The new museum, which cost over 100 million Euro, can display around 80 cars from the Porsche collection at any time. And the interior layout has been carefully designed to tell the story of the company, its principles and its achievements in a highly engaging way.
At the top of the long escalator which carries visitors from the ground-level entrance foyer to the elevated exhibition space, is the bare and beautiful aluminium shell of a Porsche Type 64. Designed for a Berlin-Rome race and built in 1939, it's the very car that Ferdinand Porsche himself drove during World War II. It's the first car to bear the name of the company's founder (and his name only), and only three were ever built, so it's both significant and very rare. The plan is to turn this shell into a running car, just like all the others on display.
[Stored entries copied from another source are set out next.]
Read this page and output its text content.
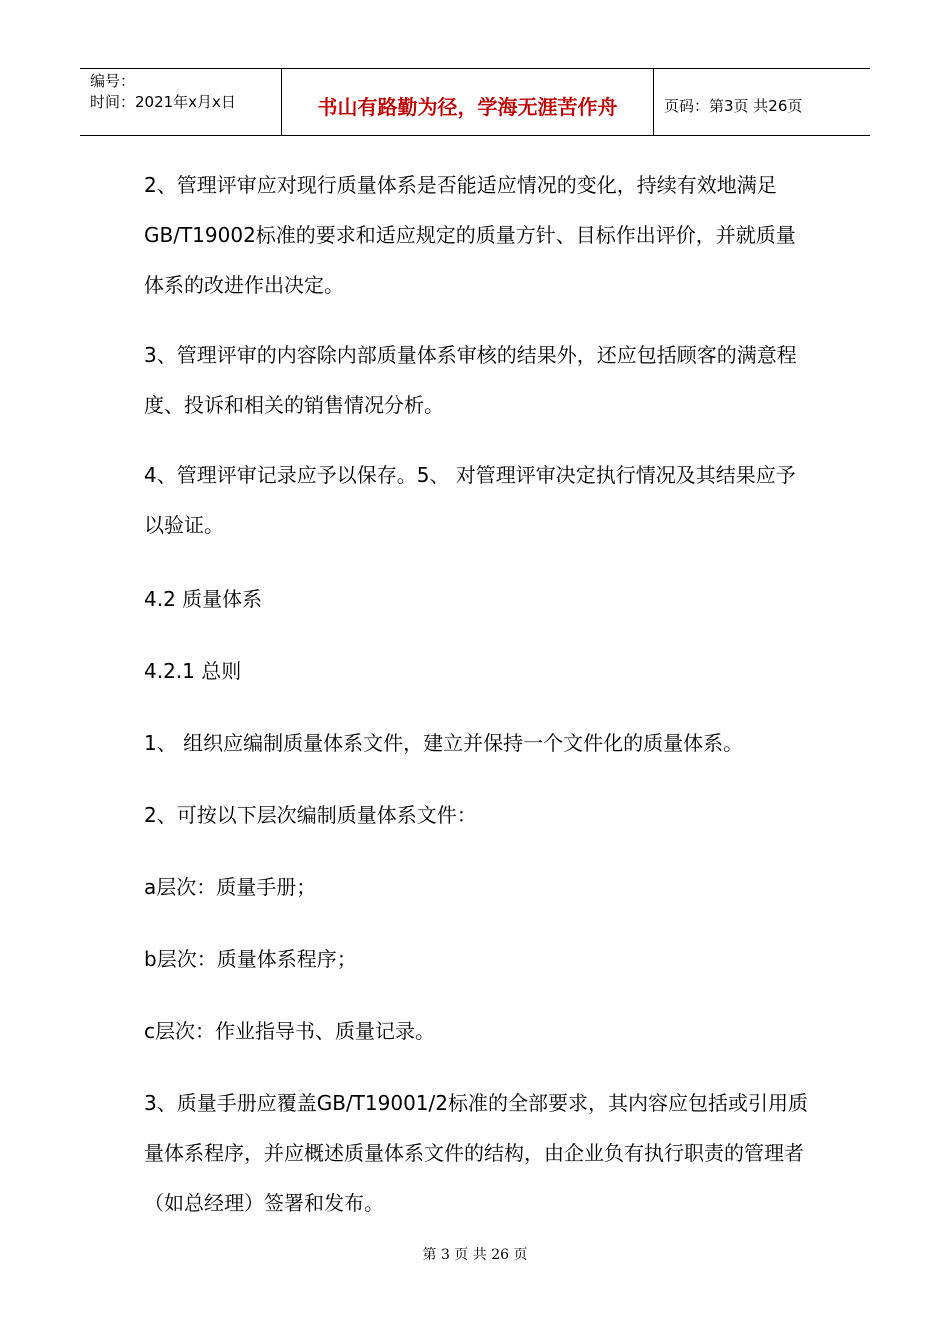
编号：
时间：2021年x月x日	书山有路勤为径，学海无涯苦作舟	页码：第3页 共26页

2、管理评审应对现行质量体系是否能适应情况的变化，持续有效地满足GB/T19002标准的要求和适应规定的质量方针、目标作出评价，并就质量体系的改进作出决定。

3、管理评审的内容除内部质量体系审核的结果外，还应包括顾客的满意程度、投诉和相关的销售情况分析。

4、管理评审记录应予以保存。5、 对管理评审决定执行情况及其结果应予以验证。

4.2 质量体系

4.2.1 总则

1、 组织应编制质量体系文件，建立并保持一个文件化的质量体系。

2、可按以下层次编制质量体系文件：

a层次：质量手册；

b层次：质量体系程序；

c层次：作业指导书、质量记录。

3、质量手册应覆盖GB/T19001/2标准的全部要求，其内容应包括或引用质量体系程序，并应概述质量体系文件的结构，由企业负有执行职责的管理者（如总经理）签署和发布。

第 3 页 共 26 页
Beyond the Type 64 is an area devoted to Porsche before 1948, the year Ferdinand went into car making for himself. The variety of projects are testimony to the man's versatility; there's an in-wheel electric motor from the petrol-electric Lohner-Porsche of 1900, a World War I in-line six-cylinder aero engine, a 1920s Mercedes-Benz racer with supercharged 2.0-litre in-line eight and, inevitably, a Volkswagen Beetle. Beside it is a close relative, the No. 1 prototype for the Porsche 356.
The bulk of the exhibition space is taken up with post-1948 Porsches. And the way they're arranged is very intelligent. Around the outside wall, in a black-painted niche, are the production cars, from the very beginning to the present day, in chronological order. The internal space is devoted to a variety of exhibits. Some are what you'd expect, like the line-up of famous 917 racers, but others are unexpected and delightful, such as the set of three cut-in-half and cased 911s. One is a clay model, one a development prototype, the last a production car. Other areas are themed, around concepts such as lightness and speed. Cars, bodyshells, engines and components are used to illustrate how Porsche turned these notions into race-winning or road-going reality.
It must be one of the best automotive museums in the world, and a must-see when in Stuttgart for anyone with a particular love of Porsche or a general interest in the history of automotive technology.